Workflow:Alibaba MNN Model Conversion Pipeline
| Knowledge Sources | |
|---|---|
| Domains | Deep_Learning, Model_Deployment, Model_Conversion |
| Last Updated | 2026-02-10 08:00 GMT |
Overview
End-to-end process for converting deep learning models from external frameworks (ONNX, TensorFlow, Caffe, TorchScript, TFLite) into the MNN format for efficient on-device inference.
Description
This workflow covers the standard procedure for transforming models trained in popular frameworks into MNN's proprietary format (.mnn). The MNN model format uses FlatBuffers serialization for fast, zero-copy loading. The conversion pipeline handles graph optimization, operator mapping, optional weight quantization, and correctness verification. It supports models from TensorFlow (frozen .pb), TensorFlow Lite (.tflite), Caffe (.caffemodel), ONNX (.onnx), and TorchScript (.pt) formats.
Key outputs:
- A .mnn model file ready for on-device inference
- Optionally, a separated .mnn.weight file for reduced peak memory
- Optional weight quantization (2-8 bit) for model size reduction
Usage
Execute this workflow when you have a trained deep learning model in TensorFlow, PyTorch/ONNX, Caffe, or TFLite format and need to deploy it on mobile devices (iOS/Android), embedded systems, or edge hardware using the MNN inference engine. This is the prerequisite step before any MNN inference workflow.
Execution Steps
Step 1: Prepare the source model
Ensure the source model is in a supported format. For PyTorch models, export to either ONNX (using torch.onnx.export) or TorchScript (using torch.jit.trace or torch.jit.script). For TensorFlow models, ensure the model is a frozen graph (.pb), not a SavedModel directory. For models with dynamic input shapes, specify dynamic_axes during ONNX export.
Key considerations:
- PyTorch models must be exported via torch.jit or torch.onnx, not raw .pth weight files
- TorchScript export requires the model to be in eval mode
- If input dimensions vary at runtime, mark them as dynamic during ONNX export
Step 2: Install or compile MNNConvert
Obtain the MNNConvert tool either by installing the PyMNN Python package (pip install MNN, which provides the mnnconvert CLI) or by compiling from source with the CMake option -DMNN_BUILD_CONVERTER=ON. The Python package is recommended for quick experimentation; the compiled binary is preferred for production.
Key considerations:
- Python route: pip install MNN provides mnnconvert command
- Source route: cmake .. -DMNN_BUILD_CONVERTER=ON && make -j8 produces MNNConvert binary
- Ensure the tool version matches the target MNN runtime version
Step 3: Execute model conversion
Run MNNConvert specifying the source framework (-f), the input model file (--modelFile), and the output MNN model path (--MNNModel). Each framework has specific flags: Caffe also requires --prototxt for the model definition. Optionally apply graph optimization level (--optimizeLevel), weight quantization (--weightQuantBits), FP16 storage (--fp16), or external weight separation (--saveExternalData).
What happens:
- The converter parses the source model's graph and operators
- Operators are mapped to MNN's internal representation using FlatBuffers schema
- Graph optimization passes simplify the computation graph (fusing BatchNorm, removing Identity nodes, etc.)

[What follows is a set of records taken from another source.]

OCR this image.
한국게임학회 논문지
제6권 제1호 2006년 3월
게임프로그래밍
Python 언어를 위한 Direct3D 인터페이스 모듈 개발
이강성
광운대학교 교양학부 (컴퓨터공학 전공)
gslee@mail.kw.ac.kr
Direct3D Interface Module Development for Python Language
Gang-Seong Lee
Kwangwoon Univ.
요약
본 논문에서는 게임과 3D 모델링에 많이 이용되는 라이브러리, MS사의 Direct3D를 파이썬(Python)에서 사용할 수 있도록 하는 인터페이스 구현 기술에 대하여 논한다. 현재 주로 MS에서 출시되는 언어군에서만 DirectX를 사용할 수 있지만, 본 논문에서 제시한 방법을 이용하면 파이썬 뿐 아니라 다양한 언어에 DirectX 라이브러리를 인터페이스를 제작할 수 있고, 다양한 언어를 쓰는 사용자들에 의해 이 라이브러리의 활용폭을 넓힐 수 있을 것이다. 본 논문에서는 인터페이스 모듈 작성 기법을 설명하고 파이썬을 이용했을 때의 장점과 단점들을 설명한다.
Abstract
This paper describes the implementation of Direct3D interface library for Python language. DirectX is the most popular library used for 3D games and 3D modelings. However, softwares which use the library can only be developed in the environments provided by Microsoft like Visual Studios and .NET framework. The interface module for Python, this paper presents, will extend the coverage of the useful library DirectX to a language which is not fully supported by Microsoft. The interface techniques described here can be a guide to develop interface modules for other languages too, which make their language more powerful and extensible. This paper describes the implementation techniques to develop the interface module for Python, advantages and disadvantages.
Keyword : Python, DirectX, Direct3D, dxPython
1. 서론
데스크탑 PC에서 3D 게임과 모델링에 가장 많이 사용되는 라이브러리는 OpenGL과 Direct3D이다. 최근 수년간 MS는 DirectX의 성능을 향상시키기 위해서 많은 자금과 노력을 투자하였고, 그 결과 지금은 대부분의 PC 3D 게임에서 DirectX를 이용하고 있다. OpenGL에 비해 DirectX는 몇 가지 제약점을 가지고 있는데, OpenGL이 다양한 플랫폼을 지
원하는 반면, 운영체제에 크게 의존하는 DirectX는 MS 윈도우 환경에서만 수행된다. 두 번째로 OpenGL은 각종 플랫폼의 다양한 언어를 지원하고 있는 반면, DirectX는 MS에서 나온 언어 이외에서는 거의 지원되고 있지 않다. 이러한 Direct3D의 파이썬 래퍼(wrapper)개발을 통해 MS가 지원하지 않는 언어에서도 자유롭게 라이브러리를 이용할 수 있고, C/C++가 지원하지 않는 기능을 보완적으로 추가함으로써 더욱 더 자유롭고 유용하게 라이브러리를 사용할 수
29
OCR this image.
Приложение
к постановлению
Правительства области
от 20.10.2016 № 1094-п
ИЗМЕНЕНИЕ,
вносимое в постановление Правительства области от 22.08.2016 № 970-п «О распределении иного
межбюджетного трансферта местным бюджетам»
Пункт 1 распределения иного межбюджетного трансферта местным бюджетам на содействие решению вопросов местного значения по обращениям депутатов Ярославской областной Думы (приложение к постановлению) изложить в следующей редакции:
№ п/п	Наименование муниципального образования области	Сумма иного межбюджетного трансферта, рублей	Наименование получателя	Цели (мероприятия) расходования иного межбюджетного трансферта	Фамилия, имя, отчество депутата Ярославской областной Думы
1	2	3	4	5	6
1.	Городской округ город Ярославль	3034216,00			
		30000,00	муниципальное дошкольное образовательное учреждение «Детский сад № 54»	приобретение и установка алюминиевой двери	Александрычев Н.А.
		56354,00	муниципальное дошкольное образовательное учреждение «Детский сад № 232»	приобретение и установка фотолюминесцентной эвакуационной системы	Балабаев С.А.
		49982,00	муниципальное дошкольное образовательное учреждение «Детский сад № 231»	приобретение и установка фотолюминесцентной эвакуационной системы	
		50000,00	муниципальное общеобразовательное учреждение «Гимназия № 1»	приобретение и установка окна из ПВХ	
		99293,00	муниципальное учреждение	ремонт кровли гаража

- If weight quantization is enabled, float32 weights are compressed to the specified bit width
Step 4: Verify conversion correctness
Run the provided verification scripts (testMNNFromOnnx.py, testMNNFromTf.py, testMNNFromTflite.py, or testMNNFromTorch.py) to compare MNN inference results against the original framework's outputs. The scripts generate random inputs, run inference in both the original framework and MNN, and compare outputs within a configurable threshold (default 0.01).
Key considerations:
- Requires the original framework's runtime installed (e.g., onnxruntime for ONNX)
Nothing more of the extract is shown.